Na cidade de Alfenas, sul de Minas Gerais, baile nos sábados só era bom se animado pelo grupo W’Boys, assim chamado por reunir, além do pianista Wagner Tiso, os irmãos Wanderlei, Weslei e Wayne Alves Cabral. Mesmo porque à frente da banda quem embalava os casais cantando músicas românticas era um magricela de voz afinada e cabelos raspados, apelidado de Bituca, o mesmo que hoje o mundo conhece como Milton Nascimento. Ele adora recordar a época de 30 anos atrás, celebrizada na canção de sua autoria Os bailes da vida e agora revivida no disco e no show Crooner, tremendo sucesso de público que lotou o Canecão carioca e o Palace em São Paulo, seguindo em turnê pelo Nordeste, Minas Gerais e interior do Estado de São Paulo, voltando em novembro para o Rio de Janeiro e capital paulista. Concebido para reproduzir o clima dos antigos bailes, com espaço na platéia reservado para uma pista de dança, Crooner chega num momento em que a mania de dançar de rosto colado atingiu até os mais jovens que, ao lado de trintões e quarentões, têm prestigiado outros bailes ao som de orquestras tradicionais.
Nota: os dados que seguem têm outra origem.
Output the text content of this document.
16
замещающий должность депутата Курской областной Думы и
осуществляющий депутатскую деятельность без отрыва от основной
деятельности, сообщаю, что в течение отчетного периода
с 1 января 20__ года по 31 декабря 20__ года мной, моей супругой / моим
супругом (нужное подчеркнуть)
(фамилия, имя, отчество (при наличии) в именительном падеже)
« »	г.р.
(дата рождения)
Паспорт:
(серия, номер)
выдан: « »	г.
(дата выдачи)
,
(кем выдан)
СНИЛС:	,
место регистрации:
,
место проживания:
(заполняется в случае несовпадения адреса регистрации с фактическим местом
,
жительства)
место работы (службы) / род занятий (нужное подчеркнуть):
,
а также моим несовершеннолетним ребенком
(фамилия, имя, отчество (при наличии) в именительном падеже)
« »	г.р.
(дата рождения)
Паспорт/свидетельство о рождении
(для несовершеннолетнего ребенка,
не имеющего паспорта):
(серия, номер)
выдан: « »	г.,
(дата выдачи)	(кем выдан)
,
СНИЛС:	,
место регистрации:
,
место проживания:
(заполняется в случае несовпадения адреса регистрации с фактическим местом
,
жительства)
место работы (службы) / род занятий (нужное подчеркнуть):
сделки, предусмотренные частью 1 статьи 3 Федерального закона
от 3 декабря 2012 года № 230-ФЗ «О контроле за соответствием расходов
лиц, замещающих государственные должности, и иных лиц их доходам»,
O publicitário Danilo Falcão, 23 anos, e a engenheira Fernanda Couto, 22, que se conheceram há um ano numa arretada noite de forró em São Paulo, adoraram o repertório variado do show de Milton Nascimento, uma coleção de sambas-canções antológicos, boleros clássicos e músicas mais recentes como Certas coisas, de Lulu Santos, e Não sei dançar, conhecida na voz de Marina. "A gente se gosta e por isto fica mais legal dançar junto, sentindo um ao outro", diz Falcão. "É uma moda que já pegou", garante Fernanda, que frequenta vários locais destinados exclusivamente aos pés de valsa. Só na capital paulista acontecem semanalmente mais de 20 bailes em lugares badalados como o Avenida Club ou mais populares no gênero do Clube Juventus, no bairro da Mooca. No Rio de Janeiro, o número baixa para nove, mas a animação é a mesma. Segundo o maestro Severino Araújo, 82 anos, há mais de 60 comandando a Orquestra Tabajara, o hábito de dançar coladinho pode ter perdido a elegância de outrora, mas nunca foi esquecido. "Gente com mais de 30 sempre dançou junto. A garotada é que não sabe, mas agora começou a se interessar mais e está até entrando em academias para aprender."
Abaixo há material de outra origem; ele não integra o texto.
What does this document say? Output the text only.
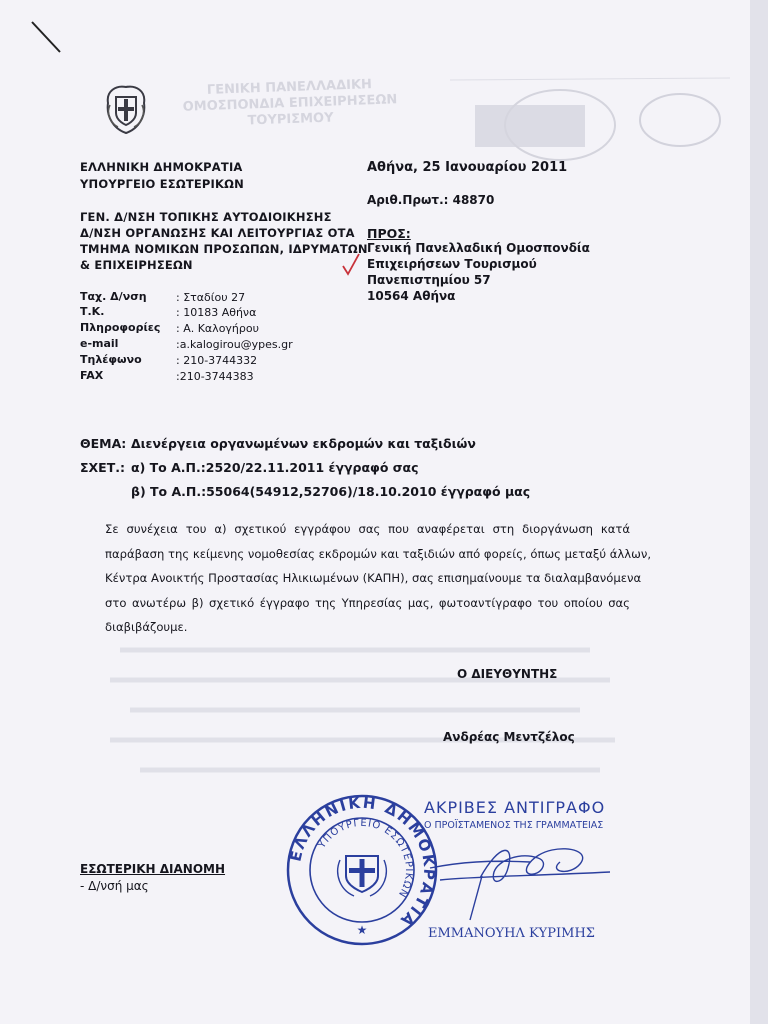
ΓΕΝΙΚΗ ΠΑΝΕΛΛΑΔΙΚΗ ΟΜΟΣΠΟΝΔΙΑ ΕΠΙΧΕΙΡΗΣΕΩΝ ΤΟΥΡΙΣΜΟΥ
ΕΛΛΗΝΙΚΗ ΔΗΜΟΚΡΑΤΙΑ
ΥΠΟΥΡΓΕΙΟ ΕΣΩΤΕΡΙΚΩΝ
ΓΕΝ. Δ/ΝΣΗ ΤΟΠΙΚΗΣ ΑΥΤΟΔΙΟΙΚΗΣΗΣ
Δ/ΝΣΗ ΟΡΓΑΝΩΣΗΣ ΚΑΙ ΛΕΙΤΟΥΡΓΙΑΣ ΟΤΑ
ΤΜΗΜΑ ΝΟΜΙΚΩΝ ΠΡΟΣΩΠΩΝ, ΙΔΡΥΜΑΤΩΝ
& ΕΠΙΧΕΙΡΗΣΕΩΝ
Αθήνα, 25 Ιανουαρίου 2011
Αριθ.Πρωτ.: 48870
ΠΡΟΣ:
Γενική Πανελλαδική Ομοσπονδία
Επιχειρήσεων Τουρισμού
Πανεπιστημίου 57
10564 Αθήνα
Ταχ. Δ/νση	: Σταδίου 27
Τ.Κ.	: 10183 Αθήνα
Πληροφορίες : Α. Καλογήρου
e-mail	:a.kalogirou@ypes.gr
Τηλέφωνο	: 210-3744332
FAX	:210-3744383
ΘΕΜΑ: Διενέργεια οργανωμένων εκδρομών και ταξιδιών
ΣΧΕΤ.: α) Το Α.Π.:2520/22.11.2011 έγγραφό σας
β) Το Α.Π.:55064(54912,52706)/18.10.2010 έγγραφό μας
Σε συνέχεια του α) σχετικού εγγράφου σας που αναφέρεται στη διοργάνωση κατά
παράβαση της κείμενης νομοθεσίας εκδρομών και ταξιδιών από φορείς, όπως μεταξύ άλλων,
Κέντρα Ανοικτής Προστασίας Ηλικιωμένων (ΚΑΠΗ), σας επισημαίνουμε τα διαλαμβανόμενα
στο ανωτέρω β) σχετικό έγγραφο της Υπηρεσίας μας, φωτοαντίγραφο του οποίου σας
διαβιβάζουμε.
Ο ΔΙΕΥΘΥΝΤΗΣ
Ανδρέας Μεντζέλος
ΕΛΛΗΝΙΚΗ ΔΗΜΟΚΡΑΤΙΑ
ΥΠΟΥΡΓΕΙΟ ΕΣΩΤΕΡΙΚΩΝ
★
ΑΚΡΙΒΕΣ ΑΝΤΙΓΡΑΦΟ
Ο ΠΡΟΪΣΤΑΜΕΝΟΣ ΤΗΣ ΓΡΑΜΜΑΤΕΙΑΣ
ΕΜΜΑΝΟΥΗΛ ΚΥΡΙΜΗΣ
ΕΣΩΤΕΡΙΚΗ ΔΙΑΝΟΜΗ
- Δ/νσή μας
Não à toa, quando teve a idéia de transformar seu novo show numa alegre festa dançante, Milton tinha certeza de que seria um acontecimento. "Na estréia carioca, no segundo compasso da música de abertura já tinha gente dançando. Era mulher com mulher, homem com homem, uma loucura! Me lembrou cidade do interior." Do alto do palco, o cantor costuma observar os passos dos bailarinos. Já sabe que o salão congestiona quando interpreta em versão suingada a balada Corazón partio, do espanhol Alejandro Sanz, oportunidade para ele arriscar alguns passos no palco com as ótimas backing vocals Suzana Bello e Beth Bruno.
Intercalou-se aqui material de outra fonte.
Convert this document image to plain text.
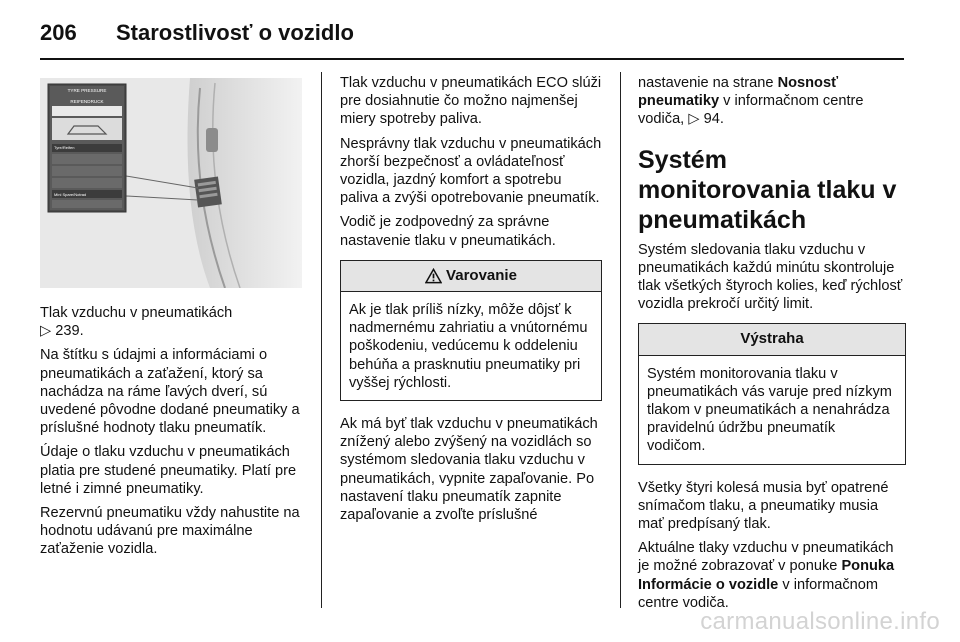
206	Starostlivosť o vozidlo
TYRE PRESSURE
REIFENDRUCK
Tyre/Reifen
Mini Spare/Notrad

Tlak vzduchu v pneumatikách
▷ 239.

Na štítku s údajmi a informáciami o pneumatikách a zaťažení, ktorý sa nachádza na ráme ľavých dverí, sú uvedené pôvodne dodané pneumatiky a príslušné hodnoty tlaku pneumatík.

Údaje o tlaku vzduchu v pneumatikách platia pre studené pneumatiky. Platí pre letné i zimné pneumatiky.

Rezervnú pneumatiku vždy nahustite na hodnotu udávanú pre maximálne zaťaženie vozidla.

Tlak vzduchu v pneumatikách ECO slúži pre dosiahnutie čo možno najmenšej miery spotreby paliva.

Nesprávny tlak vzduchu v pneumatikách zhorší bezpečnosť a ovládateľnosť vozidla, jazdný komfort a spotrebu paliva a zvýši opotrebovanie pneumatík.

Vodič je zodpovedný za správne nastavenie tlaku v pneumatikách.

Varovanie
Ak je tlak príliš nízky, môže dôjsť k nadmernému zahriatiu a vnútornému poškodeniu, vedúcemu k oddeleniu behúňa a prasknutiu pneumatiky pri vyššej rýchlosti.

Ak má byť tlak vzduchu v pneumatikách znížený alebo zvýšený na vozidlách so systémom sledovania tlaku vzduchu v pneumatikách, vypnite zapaľovanie. Po nastavení tlaku pneumatík zapnite zapaľovanie a zvoľte príslušné

nastavenie na strane Nosnosť pneumatiky v informačnom centre vodiča, ▷ 94.

Systém monitorovania tlaku v pneumatikách

Systém sledovania tlaku vzduchu v pneumatikách každú minútu skontroluje tlak všetkých štyroch kolies, keď rýchlosť vozidla prekročí určitý limit.

Výstraha
Systém monitorovania tlaku v pneumatikách vás varuje pred nízkym tlakom v pneumatikách a nenahrádza pravidelnú údržbu pneumatík vodičom.

Všetky štyri kolesá musia byť opatrené snímačom tlaku, a pneumatiky musia mať predpísaný tlak.

Aktuálne tlaky vzduchu v pneumatikách je možné zobrazovať v ponuke Ponuka Informácie o vozidle v informačnom centre vodiča.

carmanualsonline.info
Manter um salão lotado por toda a noite não é só alegria, é a prova dos nove de um animador de bailes. Com uma carreira de mais de cinco décadas à frente de sua orquestra de 19 músicos, o maestro paulistano Sylvio Mazzuca, 80 anos, afirma nunca ter presenciado uma pista vazia. Mas não sabe dizer ao certo que fórmula mantém as pessoas inebriadas, rodopiando na cadência do dois pra lá, dois pra cá. "Escolho músicas que levam os casais a continuar dançando sem parar. Acho que tenho um estilo que os faz sentir o que estou tocando." Mazzuca, que marcou presença cintilante com sua orquestra nas principais rádios e tevês de São Paulo, gosta de lembrar do glamour dos antigos bailes.

É uma atmosfera parecida de nostalgia que Milton Nascimento tem conseguido com Crooner, que reserva até um momento besteirol no pout-pourri formado pelas elétricas Gato de madame, Cumaná e Edmundo, versão bem-humorada para In the mood. No topo da lista das que ele nunca interpretará, no entanto, está o bolero El reloj, do repertório de Lucho Gatica. Fala sobre um homem que implora ao relógio para andar mais devagar, adiando assim a morte da amada agonizante. "Quando a ouvi pela primeira vez, achei um baixo-astral tão grande que jurei que nunca a cantaria." Tem certos crooners que podem se dar a este luxo.